The Final System es un thriller de ciencia ficción que aprovecha la ubicuidad de la inteligencia artificial para construir una novela trepidante y entretenida, pero a la vez bastante previsible.
Anthony Tardiff nos ofrece un mundo en un futuro tan cercano que casi parece el presente, con una sociedad que basa sus relaciones en el capital social ganado en las distintas redes sociales que son permitidas por el gobierno. El relato corre a cargo de dos narradores, por una parte Jason Cromartie, un hacker que se ha colado entre los intersticios del sistema y que hará todo lo posible por cambiar el orden social y Chloe Dunne-Carr, una política cuya en principio fulgurante carrera se ha visto interrumpida por su oposición firme a los nuevos sistemas algorítmicos que rigen las vidas de la gente. Cuando el doctor Andrew Norman propone la implantación del Sistema Final (lo mismo tendría que haber hablado un poco con su departamento de marketing) ambos se verán inmersos en una carrera despiadada para intentar evitar el colapso de la sociedad.

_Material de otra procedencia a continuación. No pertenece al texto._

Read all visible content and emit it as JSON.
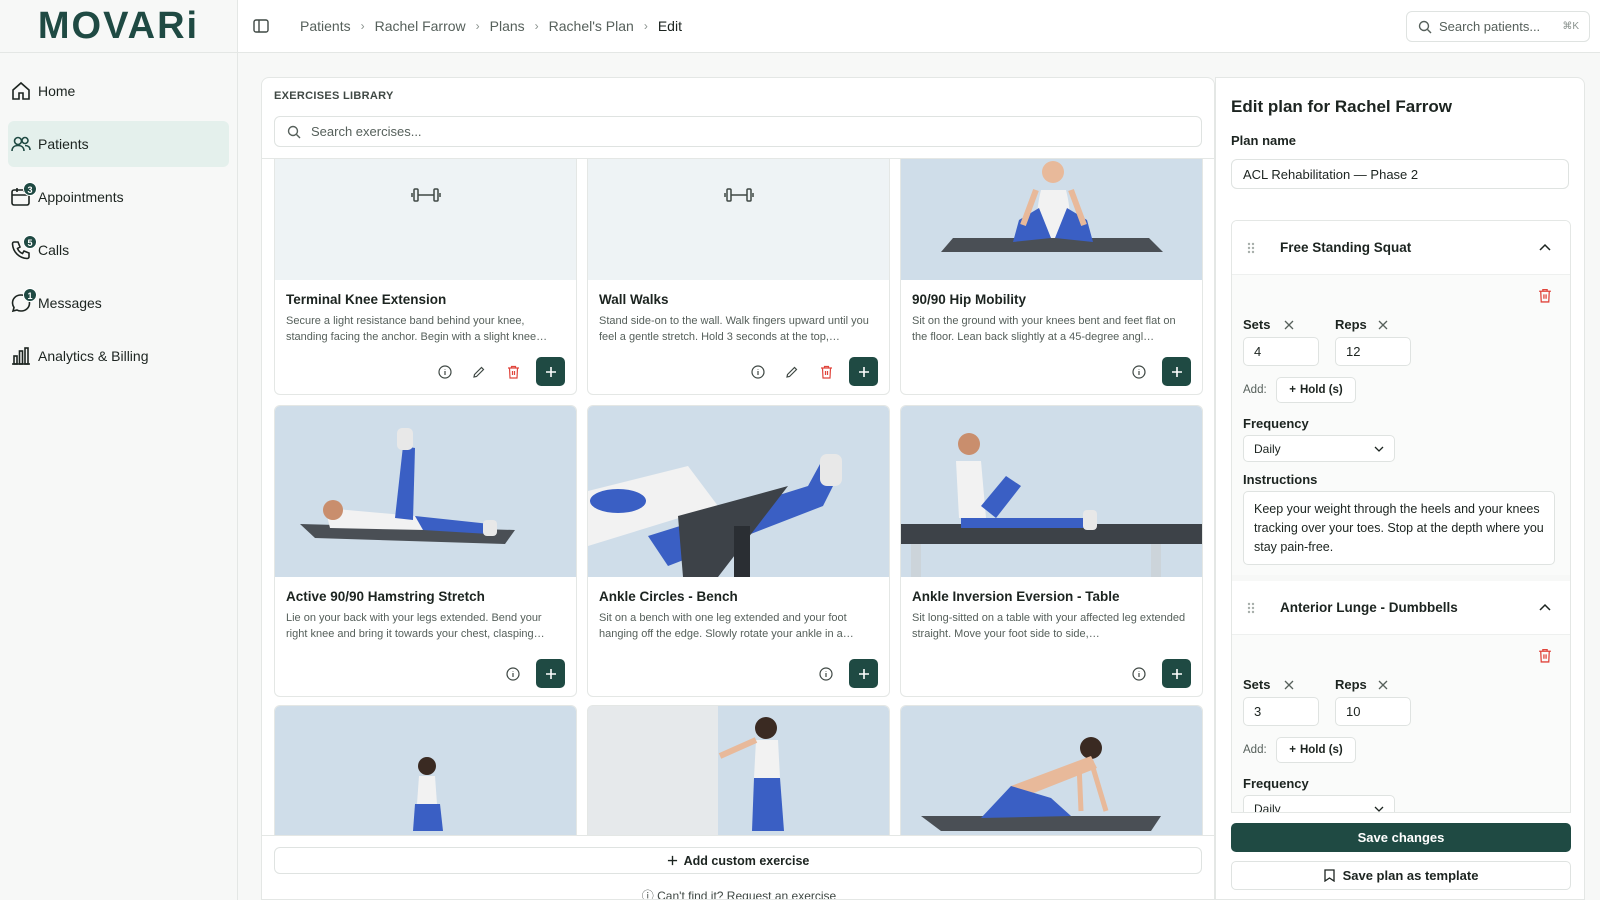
{
  "app": {
    "logo": "MOVARi"
  },
  "sidebar": {
    "items": [
      {
        "label": "Home",
        "icon": "home-icon",
        "badge": null,
        "active": false
      },
      {
        "label": "Patients",
        "icon": "users-icon",
        "badge": null,
        "active": true
      },
      {
        "label": "Appointments",
        "icon": "calendar-icon",
        "badge": "3",
        "active": false
      },
      {
        "label": "Calls",
        "icon": "phone-icon",
        "badge": "5",
        "active": false
      },
      {
        "label": "Messages",
        "icon": "chat-icon",
        "badge": "1",
        "active": false
      },
      {
        "label": "Analytics & Billing",
        "icon": "bar-chart-icon",
        "badge": null,
        "active": false
      }
    ]
  },
  "breadcrumb": [
    "Patients",
    "Rachel Farrow",
    "Plans",
    "Rachel's Plan",
    "Edit"
  ],
  "search": {
    "placeholder": "Search patients...",
    "shortcut": "⌘K"
  },
  "library": {
    "title": "EXERCISES LIBRARY",
    "search_placeholder": "Search exercises...",
    "cards": [
      {
        "title": "Terminal Knee Extension",
        "desc": "Secure a light resistance band behind your knee, standing facing the anchor. Begin with a slight knee…",
        "image": "placeholder",
        "editable": true
      },
      {
        "title": "Wall Walks",
        "desc": "Stand side-on to the wall. Walk fingers upward until you feel a gentle stretch. Hold 3 seconds at the top,…",
        "image": "placeholder",
        "editable": true
      },
      {
        "title": "90/90 Hip Mobility",
        "desc": "Sit on the ground with your knees bent and feet flat on the floor. Lean back slightly at a 45-degree angl…",
        "image": "photo",
        "editable": false
      },
      {
        "title": "Active 90/90 Hamstring Stretch",
        "desc": "Lie on your back with your legs extended. Bend your right knee and bring it towards your chest, clasping…",
        "image": "photo",
        "editable": false
      },
      {
        "title": "Ankle Circles - Bench",
        "desc": "Sit on a bench with one leg extended and your foot hanging off the edge. Slowly rotate your ankle in a…",
        "image": "photo",
        "editable": false
      },
      {
        "title": "Ankle Inversion Eversion - Table",
        "desc": "Sit long-sitted on a table with your affected leg extended straight. Move your foot side to side,…",
        "image": "photo",
        "editable": false
      }
    ],
    "add_custom_label": "Add custom exercise",
    "request_label": "Can't find it? Request an exercise"
  },
  "editor": {
    "title": "Edit plan for Rachel Farrow",
    "plan_name_label": "Plan name",
    "plan_name_value": "ACL Rehabilitation — Phase 2",
    "exercises": [
      {
        "name": "Free Standing Squat",
        "sets_label": "Sets",
        "sets": "4",
        "reps_label": "Reps",
        "reps": "12",
        "add_label": "Add:",
        "hold_label": "Hold (s)",
        "frequency_label": "Frequency",
        "frequency": "Daily",
        "instructions_label": "Instructions",
        "instructions": "Keep your weight through the heels and your knees tracking over your toes. Stop at the depth where you stay pain-free."
      },
      {
        "name": "Anterior Lunge - Dumbbells",
        "sets_label": "Sets",
        "sets": "3",
        "reps_label": "Reps",
        "reps": "10",
        "add_label": "Add:",
        "hold_label": "Hold (s)",
        "frequency_label": "Frequency",
        "frequency": "Daily"
      }
    ],
    "save_label": "Save changes",
    "template_label": "Save plan as template"
  },
  "colors": {
    "brand": "#1f4a43",
    "accent": "#2b9d8c",
    "danger": "#e0453c",
    "active_nav": "#e4f0ec"
  }
}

Como todo buen thriller que se precie The Final System tiene un ritmo apabullante, que no deja mucho hueco al aburrimiento, menos aún a la reflexión. Esta velocidad es el truco que ha utilizado el autor para que no nos fijemos mucho en las costuras de la novela, ya que si levantara por un momento el pie del acelerador podríamos ver los errores en los que ha caído y así las GRANDES REVELACIONES de los capítulos finales no lo serían tanto, porque lo cierto es que se ven venir desde bastante distancia.
Me gusta mucho la versión en audiolibro con dos voces que se complementan la una a la otra, Graham Halstead y Ferdelle Capistrano, creo que han llevado a cabo una gran labor al impersonar a muchos personajes de muy distintos orígenes, incluidos los sistemas de inteligencia artificial que forman la base de la historia.
Si bien es cierto que el autor en ocasiones explica en demasía algunos acontecimientos de los que somos testigos, en ningún momento nos encontramos con una lectura aburrida. La representación de la ingeniería social como el verdadero corazón del hacking también me ha parecido muy bien escogida, como indicando que el eslabón más débil de cualquier cadena es siempre el factor humano. No es menos cierto que las “casualidades” que hacen avanzar la trama son previsibles en demasía, pero creo que el mensaje que el autor pretendía hacernos llegar consigue su objetivo plenamente y consigo entretener la lector mientras tanto.
Una novela tan palomitera como entretenida.